Le sillage est intemporel et je me souviens, et je me souviens, alors que je gisais sur la terre d’un autre monde, et lors qu’au creux d’un lit d’éther, mon souffle continuait, continuait, à Te mémorer dans l’antre d’une caverne, Tu es venu me donner au Rappel, Tu es venu me donner au Rappel, et c’est là, dans le désert que la pluie a son sens, et c’est là que je respire sans discontinuer, pour absorber Ton accord, celui en ré majeur. Chaque couleur avait son ciel et chaque ciel avait sa merveille. Comment puis-je l’oublier alors que de Ta main, l’océan s’ouvre encore ? Tu peux me dire des choses, tu peux m’en dire d’autres, je fais « oui » de la tête, le sourire aux lèvres. Tu m’as chantée et je T’ai chanté, mon corps devenu celui qui aime. Je marche encore dans la ville, le soleil éclaboussant son indolence, et la brise murmure dans l’étroite ruelle. Je meurs à chaque instant, et chaque instant me réveille.
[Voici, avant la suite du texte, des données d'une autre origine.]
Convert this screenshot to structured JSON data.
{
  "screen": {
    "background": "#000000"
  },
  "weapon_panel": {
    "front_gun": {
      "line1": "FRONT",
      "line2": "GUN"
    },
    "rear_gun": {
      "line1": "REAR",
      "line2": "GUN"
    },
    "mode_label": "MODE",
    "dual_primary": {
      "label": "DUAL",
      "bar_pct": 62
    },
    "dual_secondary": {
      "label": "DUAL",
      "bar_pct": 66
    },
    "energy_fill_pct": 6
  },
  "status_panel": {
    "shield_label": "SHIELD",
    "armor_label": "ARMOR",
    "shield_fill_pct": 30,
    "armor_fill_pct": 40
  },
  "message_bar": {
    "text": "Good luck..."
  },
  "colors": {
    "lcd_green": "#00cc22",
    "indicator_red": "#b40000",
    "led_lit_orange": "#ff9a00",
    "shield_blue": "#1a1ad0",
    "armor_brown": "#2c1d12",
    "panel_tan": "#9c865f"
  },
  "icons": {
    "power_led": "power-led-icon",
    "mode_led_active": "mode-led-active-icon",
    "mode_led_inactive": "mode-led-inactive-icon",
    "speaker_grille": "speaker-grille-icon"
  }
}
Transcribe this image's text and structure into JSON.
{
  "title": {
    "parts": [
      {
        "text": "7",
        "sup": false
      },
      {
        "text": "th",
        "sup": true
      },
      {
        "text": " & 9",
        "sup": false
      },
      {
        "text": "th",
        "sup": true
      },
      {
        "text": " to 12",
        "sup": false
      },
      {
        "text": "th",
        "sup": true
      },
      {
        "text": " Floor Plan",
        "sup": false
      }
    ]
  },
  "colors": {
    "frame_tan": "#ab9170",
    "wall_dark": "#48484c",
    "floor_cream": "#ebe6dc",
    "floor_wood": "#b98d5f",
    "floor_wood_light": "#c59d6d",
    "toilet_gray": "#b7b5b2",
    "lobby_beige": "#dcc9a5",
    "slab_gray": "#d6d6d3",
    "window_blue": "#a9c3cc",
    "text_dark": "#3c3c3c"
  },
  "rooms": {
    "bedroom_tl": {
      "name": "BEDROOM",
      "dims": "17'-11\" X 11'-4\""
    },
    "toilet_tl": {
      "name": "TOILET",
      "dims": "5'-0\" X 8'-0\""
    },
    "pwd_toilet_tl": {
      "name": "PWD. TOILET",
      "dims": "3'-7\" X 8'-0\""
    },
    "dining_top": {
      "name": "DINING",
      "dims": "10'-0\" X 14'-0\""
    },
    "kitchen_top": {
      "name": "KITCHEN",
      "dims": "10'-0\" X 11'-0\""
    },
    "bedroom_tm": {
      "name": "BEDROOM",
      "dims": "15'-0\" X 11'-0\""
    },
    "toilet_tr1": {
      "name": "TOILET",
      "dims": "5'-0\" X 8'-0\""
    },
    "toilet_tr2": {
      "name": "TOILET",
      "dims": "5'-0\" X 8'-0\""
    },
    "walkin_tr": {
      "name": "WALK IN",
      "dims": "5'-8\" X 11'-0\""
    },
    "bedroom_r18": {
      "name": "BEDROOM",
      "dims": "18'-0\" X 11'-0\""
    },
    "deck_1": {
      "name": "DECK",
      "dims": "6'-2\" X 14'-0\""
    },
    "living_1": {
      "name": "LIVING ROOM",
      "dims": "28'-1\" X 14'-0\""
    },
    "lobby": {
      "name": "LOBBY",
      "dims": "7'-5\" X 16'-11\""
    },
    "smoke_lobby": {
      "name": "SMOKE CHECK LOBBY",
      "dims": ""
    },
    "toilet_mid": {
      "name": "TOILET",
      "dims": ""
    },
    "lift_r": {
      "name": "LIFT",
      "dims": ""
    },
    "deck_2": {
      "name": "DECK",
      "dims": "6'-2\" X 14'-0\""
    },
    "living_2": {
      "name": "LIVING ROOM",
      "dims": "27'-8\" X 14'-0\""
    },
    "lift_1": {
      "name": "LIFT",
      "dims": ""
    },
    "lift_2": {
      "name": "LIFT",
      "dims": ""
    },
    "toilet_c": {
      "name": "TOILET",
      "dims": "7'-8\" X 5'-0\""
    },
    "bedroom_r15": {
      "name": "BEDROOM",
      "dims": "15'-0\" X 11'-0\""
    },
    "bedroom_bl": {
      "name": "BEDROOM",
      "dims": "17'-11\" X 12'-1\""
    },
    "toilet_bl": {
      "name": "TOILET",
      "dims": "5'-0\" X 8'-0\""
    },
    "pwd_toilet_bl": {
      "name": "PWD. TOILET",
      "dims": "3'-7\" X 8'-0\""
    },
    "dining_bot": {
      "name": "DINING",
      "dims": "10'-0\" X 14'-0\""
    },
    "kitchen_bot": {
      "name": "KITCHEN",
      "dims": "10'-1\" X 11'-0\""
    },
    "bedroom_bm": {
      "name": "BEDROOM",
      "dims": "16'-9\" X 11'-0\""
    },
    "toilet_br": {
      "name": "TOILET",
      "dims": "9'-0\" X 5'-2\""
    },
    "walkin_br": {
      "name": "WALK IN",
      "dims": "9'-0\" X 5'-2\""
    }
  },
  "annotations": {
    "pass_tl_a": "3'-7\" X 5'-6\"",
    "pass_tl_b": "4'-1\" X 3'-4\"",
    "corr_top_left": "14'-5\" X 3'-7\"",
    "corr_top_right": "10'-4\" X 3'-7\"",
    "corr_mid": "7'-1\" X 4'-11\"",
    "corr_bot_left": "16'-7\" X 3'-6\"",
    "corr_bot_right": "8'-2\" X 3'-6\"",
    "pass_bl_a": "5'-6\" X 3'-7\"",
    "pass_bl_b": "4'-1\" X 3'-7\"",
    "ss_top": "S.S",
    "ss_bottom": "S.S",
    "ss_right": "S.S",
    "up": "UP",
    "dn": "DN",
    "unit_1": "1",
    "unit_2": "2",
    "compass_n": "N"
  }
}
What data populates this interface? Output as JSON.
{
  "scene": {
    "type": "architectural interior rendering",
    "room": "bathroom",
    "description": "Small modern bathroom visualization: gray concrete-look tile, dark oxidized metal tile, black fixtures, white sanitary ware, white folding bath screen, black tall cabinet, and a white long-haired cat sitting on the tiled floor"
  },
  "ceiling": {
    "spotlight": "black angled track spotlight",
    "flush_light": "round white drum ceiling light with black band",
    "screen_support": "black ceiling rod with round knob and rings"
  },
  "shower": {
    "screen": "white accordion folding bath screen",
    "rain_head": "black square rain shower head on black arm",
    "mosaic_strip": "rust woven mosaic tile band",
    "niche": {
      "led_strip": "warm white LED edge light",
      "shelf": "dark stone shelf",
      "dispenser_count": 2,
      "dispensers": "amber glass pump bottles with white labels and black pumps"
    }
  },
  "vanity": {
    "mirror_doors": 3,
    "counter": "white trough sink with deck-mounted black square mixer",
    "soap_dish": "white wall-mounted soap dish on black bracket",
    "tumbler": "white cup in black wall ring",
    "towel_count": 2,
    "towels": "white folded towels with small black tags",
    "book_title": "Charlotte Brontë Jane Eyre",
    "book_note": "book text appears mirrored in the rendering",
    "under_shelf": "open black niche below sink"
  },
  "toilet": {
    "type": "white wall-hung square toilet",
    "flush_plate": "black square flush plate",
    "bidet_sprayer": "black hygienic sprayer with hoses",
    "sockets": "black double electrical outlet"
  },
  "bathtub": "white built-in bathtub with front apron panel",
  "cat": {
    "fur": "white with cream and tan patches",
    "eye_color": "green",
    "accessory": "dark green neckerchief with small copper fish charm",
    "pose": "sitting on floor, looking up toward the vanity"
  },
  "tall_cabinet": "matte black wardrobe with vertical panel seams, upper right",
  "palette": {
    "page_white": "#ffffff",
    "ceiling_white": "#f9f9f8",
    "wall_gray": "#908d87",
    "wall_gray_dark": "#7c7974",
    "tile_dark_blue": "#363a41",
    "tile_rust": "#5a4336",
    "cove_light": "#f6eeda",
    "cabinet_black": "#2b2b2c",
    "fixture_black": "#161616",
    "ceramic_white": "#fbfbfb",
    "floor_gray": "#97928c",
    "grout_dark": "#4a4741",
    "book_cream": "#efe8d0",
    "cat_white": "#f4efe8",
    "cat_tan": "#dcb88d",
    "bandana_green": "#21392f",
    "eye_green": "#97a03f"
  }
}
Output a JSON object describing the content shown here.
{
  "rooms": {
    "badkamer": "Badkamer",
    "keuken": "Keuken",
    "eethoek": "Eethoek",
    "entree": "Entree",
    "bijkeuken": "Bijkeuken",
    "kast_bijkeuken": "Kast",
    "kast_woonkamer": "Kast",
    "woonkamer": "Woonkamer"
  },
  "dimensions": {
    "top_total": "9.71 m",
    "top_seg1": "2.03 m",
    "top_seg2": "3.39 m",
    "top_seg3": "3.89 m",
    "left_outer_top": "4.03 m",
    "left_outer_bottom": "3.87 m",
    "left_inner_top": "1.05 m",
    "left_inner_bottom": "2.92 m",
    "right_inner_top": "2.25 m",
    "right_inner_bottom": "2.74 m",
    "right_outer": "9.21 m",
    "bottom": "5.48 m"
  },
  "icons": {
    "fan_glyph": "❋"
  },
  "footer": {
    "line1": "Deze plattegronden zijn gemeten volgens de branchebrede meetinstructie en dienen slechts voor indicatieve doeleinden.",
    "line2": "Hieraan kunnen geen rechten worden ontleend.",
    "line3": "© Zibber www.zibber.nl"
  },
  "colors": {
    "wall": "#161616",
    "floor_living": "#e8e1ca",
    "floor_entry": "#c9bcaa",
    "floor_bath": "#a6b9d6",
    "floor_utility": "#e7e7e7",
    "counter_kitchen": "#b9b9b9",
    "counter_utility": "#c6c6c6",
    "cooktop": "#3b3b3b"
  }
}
Ai-je bien clamé le vol d’une trentaine de tourterelles par-dessus le clocher vermeil ? Cette blancheur, est-ce la mouette qui vient des mers lointaines, m’invitant au voyage torrentiel ? Je suis morte à chaque souffle du puissant et magistral écartèlement. Ne sens-tu pas vibrer l’Amour d’une multitude de jours ? Comment vivre et mourir d’Amour ? C’est ici, c’est ici, c’est encore, c’est l’élan d’une création entière, alors que tout commence, dans la nuit la plus obscure.
Cher,
Il pleut aujourd’hui, une pluie fine sur la ville, une pluie caressante, une pluie chaude. Je me suis munie du parapluie pagode et j’ai marché au rythme de cette petite eau légère, descendue du ciel. Quelques gens sont sur les terrasses, sous les auvents, parfois sous les parasols. Je me demande s’ils affichent ainsi leur pass-sanitaire, ou s’ils ont vraiment envie de partager un moment, somme toute très public. Je ne sais pas. Cela m’indiffère. Je continue de marcher, portée par la petite pluie, l’âme un peu triste, les yeux en pluie, le cœur flottant avec les nuages. La ville rayonne sous l’averse. Les petites bulles chantent sur les pavés et les roses des jardins s’intensifient de couleur. Quand je suis sortie de la maison, la lavande ressemblait à un majestueux soleil pourpre. Je suis restée un moment à la regarder comme hypnotisée par sa générosité. Je lançai au ciel : Ne pleure pas ! Il me répondit : Ne pleure pas ! Nous étions à marcher sous la pluie, ensemble, bras dessus, bras dessous. J’avançais en hoquetant. Mais mon compagnon me secouait le bras. Ne pleure pas ! J’arrivai, enfin, devant, ces gens, les ivrognes, comme on les nomme et que je croisais souvent sur ce chemin. Je les regardais tous, un à un et leur souris derrière le voile de la pluie. Ils me saluèrent avec une telle révérence que j’en fus, une fois de plus, émue. Ils étaient nombreux aujourd’hui. L’un me dit : Votre parapluie est vraiment beau. – Oui, c’est un parapluie pagode, lui répondis-je alors avec enthousiasme. C’est le parapluie ne pleure pas ! Nos regards étaient, une fois de plus, emplis d’Amour. Je les connais et ils me connaissent ; je les ai toujours salués. Seulement, aujourd’hui, ils étaient là pour que je ne pleure pas, eux, à boire debout, leur bière sans terrasse, mais tellement présents.
Votre B.
La ville survolée,
Ivre du vol d’un oiseau,
Ose à peine respirer,
Brassée de froid.
La splendeur d’autrefois,
Lumière d’un souvenir,
Nos mots se voient,
Combien de tuiles sur un toit ?
La rivière a ses rondeurs,
Doux cercles qui clapotent.
J’aimerais être leur voyage,
Oraison invitatoire.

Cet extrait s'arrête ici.